Model K210 and Model K410 servers, available immediately, begins at $41,650 and $67,350 respectively. Additional PA-7200 processors are $15,000.
HP is the second-largest computer supplier in the United States, with computer-related revenue of $19.6 billion in its 1994 fiscal year. HP has been delivering PA-RISC-based computers since 1986 with high reliability, data integrity, data availability and system availability.
HP is recognized as the leader in providing service and support for enterprise, client/server computing environments.

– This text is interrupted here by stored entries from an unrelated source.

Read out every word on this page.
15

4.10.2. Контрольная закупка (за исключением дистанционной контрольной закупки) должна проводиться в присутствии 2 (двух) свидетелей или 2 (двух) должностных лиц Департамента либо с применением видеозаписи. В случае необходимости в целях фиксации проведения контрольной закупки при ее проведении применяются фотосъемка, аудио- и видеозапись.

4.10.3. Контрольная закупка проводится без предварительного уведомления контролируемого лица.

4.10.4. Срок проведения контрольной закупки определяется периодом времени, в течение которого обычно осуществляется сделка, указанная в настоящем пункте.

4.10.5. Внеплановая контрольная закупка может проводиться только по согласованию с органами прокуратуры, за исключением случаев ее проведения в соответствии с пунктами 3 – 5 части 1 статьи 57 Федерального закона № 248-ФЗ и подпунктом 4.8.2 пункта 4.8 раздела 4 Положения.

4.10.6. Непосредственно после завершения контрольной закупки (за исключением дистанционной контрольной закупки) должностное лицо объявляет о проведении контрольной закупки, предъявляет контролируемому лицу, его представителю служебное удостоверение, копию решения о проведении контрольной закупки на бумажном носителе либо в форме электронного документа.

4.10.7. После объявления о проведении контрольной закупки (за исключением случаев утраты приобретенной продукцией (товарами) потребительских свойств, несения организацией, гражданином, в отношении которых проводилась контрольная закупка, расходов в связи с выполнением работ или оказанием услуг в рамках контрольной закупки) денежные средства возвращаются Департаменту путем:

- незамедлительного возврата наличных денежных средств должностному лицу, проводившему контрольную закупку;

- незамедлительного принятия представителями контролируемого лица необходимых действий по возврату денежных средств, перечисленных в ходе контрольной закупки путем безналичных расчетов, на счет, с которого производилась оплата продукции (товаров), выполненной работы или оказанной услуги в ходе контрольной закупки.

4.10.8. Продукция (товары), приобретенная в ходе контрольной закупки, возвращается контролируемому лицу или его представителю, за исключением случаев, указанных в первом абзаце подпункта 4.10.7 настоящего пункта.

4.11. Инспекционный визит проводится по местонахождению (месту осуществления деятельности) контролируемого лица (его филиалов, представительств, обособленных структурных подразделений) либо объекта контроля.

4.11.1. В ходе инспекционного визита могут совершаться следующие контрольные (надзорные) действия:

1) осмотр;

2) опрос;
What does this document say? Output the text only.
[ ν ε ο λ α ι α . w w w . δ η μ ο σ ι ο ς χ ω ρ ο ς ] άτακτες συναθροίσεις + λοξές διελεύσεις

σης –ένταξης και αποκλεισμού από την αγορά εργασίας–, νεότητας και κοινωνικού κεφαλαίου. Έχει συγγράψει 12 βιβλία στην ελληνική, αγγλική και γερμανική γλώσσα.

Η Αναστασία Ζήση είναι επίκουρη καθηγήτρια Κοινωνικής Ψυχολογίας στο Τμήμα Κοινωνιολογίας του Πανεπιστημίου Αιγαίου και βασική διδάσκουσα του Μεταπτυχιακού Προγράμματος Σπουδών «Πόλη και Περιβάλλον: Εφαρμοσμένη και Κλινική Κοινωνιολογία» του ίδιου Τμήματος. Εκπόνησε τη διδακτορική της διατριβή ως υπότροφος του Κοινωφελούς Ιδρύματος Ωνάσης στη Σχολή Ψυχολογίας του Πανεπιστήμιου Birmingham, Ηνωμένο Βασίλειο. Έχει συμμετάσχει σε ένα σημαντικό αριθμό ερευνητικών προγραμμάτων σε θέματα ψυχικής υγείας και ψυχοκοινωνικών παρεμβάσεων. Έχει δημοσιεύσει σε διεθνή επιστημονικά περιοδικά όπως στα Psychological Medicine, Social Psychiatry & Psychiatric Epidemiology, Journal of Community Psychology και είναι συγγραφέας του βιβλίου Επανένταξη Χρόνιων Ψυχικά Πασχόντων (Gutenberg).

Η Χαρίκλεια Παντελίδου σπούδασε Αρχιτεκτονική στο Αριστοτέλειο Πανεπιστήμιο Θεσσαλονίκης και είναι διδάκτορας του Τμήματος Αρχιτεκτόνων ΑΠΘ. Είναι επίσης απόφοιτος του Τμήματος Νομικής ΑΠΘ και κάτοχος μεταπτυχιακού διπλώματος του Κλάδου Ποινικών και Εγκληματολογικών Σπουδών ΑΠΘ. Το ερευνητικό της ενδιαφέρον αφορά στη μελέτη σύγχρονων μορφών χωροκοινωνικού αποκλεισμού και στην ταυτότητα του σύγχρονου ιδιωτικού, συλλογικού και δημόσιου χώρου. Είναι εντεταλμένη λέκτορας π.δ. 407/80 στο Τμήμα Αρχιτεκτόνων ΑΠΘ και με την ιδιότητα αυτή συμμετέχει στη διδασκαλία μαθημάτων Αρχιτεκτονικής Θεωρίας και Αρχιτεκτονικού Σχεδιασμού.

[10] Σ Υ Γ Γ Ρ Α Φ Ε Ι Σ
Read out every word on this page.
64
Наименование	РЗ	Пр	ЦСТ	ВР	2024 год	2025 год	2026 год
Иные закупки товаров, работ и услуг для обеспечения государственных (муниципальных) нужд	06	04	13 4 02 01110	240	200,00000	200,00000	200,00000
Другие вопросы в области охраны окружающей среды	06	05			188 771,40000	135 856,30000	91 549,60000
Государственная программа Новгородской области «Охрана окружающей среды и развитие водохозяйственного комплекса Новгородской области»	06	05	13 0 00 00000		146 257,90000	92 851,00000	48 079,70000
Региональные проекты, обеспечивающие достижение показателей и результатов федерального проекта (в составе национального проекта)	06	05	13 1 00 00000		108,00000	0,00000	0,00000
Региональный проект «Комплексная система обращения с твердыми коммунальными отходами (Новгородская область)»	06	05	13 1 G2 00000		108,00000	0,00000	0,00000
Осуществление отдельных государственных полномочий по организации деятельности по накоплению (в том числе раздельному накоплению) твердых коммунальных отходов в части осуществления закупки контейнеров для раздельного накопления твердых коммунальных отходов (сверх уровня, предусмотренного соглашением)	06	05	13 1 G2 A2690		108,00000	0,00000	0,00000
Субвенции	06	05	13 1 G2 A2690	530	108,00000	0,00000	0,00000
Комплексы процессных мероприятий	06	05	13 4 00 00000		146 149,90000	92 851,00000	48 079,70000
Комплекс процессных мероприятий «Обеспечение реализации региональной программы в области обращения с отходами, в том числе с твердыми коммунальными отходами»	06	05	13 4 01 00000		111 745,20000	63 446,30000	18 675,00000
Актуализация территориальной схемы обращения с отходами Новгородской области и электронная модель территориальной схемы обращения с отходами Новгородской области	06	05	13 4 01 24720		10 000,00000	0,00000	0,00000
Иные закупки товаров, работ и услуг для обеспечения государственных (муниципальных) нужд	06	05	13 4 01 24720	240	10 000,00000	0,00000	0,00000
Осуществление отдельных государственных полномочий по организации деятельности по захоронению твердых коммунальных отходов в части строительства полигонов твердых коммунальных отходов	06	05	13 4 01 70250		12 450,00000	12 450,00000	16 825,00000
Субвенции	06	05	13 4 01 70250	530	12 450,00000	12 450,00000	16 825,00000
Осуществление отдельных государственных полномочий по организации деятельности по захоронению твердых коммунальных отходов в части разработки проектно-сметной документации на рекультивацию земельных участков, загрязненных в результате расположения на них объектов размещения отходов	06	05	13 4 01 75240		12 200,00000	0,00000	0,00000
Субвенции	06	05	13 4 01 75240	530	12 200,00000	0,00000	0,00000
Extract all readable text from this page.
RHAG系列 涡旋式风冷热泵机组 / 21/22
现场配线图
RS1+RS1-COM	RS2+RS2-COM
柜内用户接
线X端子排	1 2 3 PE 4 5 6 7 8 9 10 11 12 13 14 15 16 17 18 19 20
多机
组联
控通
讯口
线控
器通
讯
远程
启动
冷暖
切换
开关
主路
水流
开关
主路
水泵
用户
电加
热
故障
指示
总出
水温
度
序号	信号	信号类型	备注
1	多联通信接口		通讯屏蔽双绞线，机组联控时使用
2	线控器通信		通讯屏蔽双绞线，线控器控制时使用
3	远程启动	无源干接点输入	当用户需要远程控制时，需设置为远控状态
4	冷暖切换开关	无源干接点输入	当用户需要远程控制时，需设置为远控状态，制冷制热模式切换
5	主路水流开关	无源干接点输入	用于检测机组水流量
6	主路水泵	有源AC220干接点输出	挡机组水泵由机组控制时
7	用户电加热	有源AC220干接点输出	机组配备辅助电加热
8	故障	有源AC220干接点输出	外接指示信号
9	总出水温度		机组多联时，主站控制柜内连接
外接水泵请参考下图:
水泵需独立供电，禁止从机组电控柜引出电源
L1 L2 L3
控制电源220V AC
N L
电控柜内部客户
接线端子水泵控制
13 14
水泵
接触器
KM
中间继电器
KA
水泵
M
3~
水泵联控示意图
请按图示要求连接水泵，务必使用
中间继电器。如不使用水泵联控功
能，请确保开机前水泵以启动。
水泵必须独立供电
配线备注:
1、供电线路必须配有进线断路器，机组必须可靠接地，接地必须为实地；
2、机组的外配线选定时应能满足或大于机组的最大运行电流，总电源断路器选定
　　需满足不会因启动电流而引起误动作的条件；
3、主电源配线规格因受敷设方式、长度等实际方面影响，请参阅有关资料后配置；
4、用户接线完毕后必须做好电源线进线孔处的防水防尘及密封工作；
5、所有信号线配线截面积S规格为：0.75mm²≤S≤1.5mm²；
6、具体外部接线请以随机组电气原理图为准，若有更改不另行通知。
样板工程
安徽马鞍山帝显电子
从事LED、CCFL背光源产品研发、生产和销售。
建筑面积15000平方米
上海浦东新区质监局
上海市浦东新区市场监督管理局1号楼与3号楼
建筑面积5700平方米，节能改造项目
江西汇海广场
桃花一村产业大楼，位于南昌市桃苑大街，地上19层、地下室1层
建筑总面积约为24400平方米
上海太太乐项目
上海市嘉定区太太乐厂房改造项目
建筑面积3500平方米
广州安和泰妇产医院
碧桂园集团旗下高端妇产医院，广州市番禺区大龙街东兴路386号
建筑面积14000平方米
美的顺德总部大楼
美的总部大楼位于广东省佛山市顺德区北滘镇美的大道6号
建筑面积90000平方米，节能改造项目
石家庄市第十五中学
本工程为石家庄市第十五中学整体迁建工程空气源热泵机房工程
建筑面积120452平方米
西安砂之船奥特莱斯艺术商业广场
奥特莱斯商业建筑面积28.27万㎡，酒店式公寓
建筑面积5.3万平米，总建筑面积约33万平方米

More than 400 service and support offices are located in more than 110 countries and deliver solutions from planning through design and implementation, and ongoing support and operations for client/server solutions that meet the business needs of companies competing in fast-changing, global marketplaces.
Hewlett-Packard Company is a leading global manufacturer of computing, communications and measurement products and services recognized for excellence in quality and support. HP has 99,900 employees and had revenue of $25 billion in its 1994 fiscal year. -0-
NOTE TO EDITORS:
(1) HP-UX 9.X and 10.0 for HP 9000 Series 700 and 800 computers are X/Open(tm) Company UNIX 93 branded products. X/Open is a trademark of X/Open Company Limited in the UK and other countries. UNIX is a registered trademark in the United States and other countries, licensed exclusively through X/Open Company Limited.
(2) PA-RISC stands for Precision Architecture, HP's name for its reduced-instruction-set computing (RISC) technology.
(3) Developed by the industrywide Transaction Processing Performance Council , the TPC-C benchmark defines a rigorous standard for calculating performance and price/performance measured by transactions per minute (tpmC) and $/tpmC, respectively. TPC-C is considered the best standard measure of OLTP performance.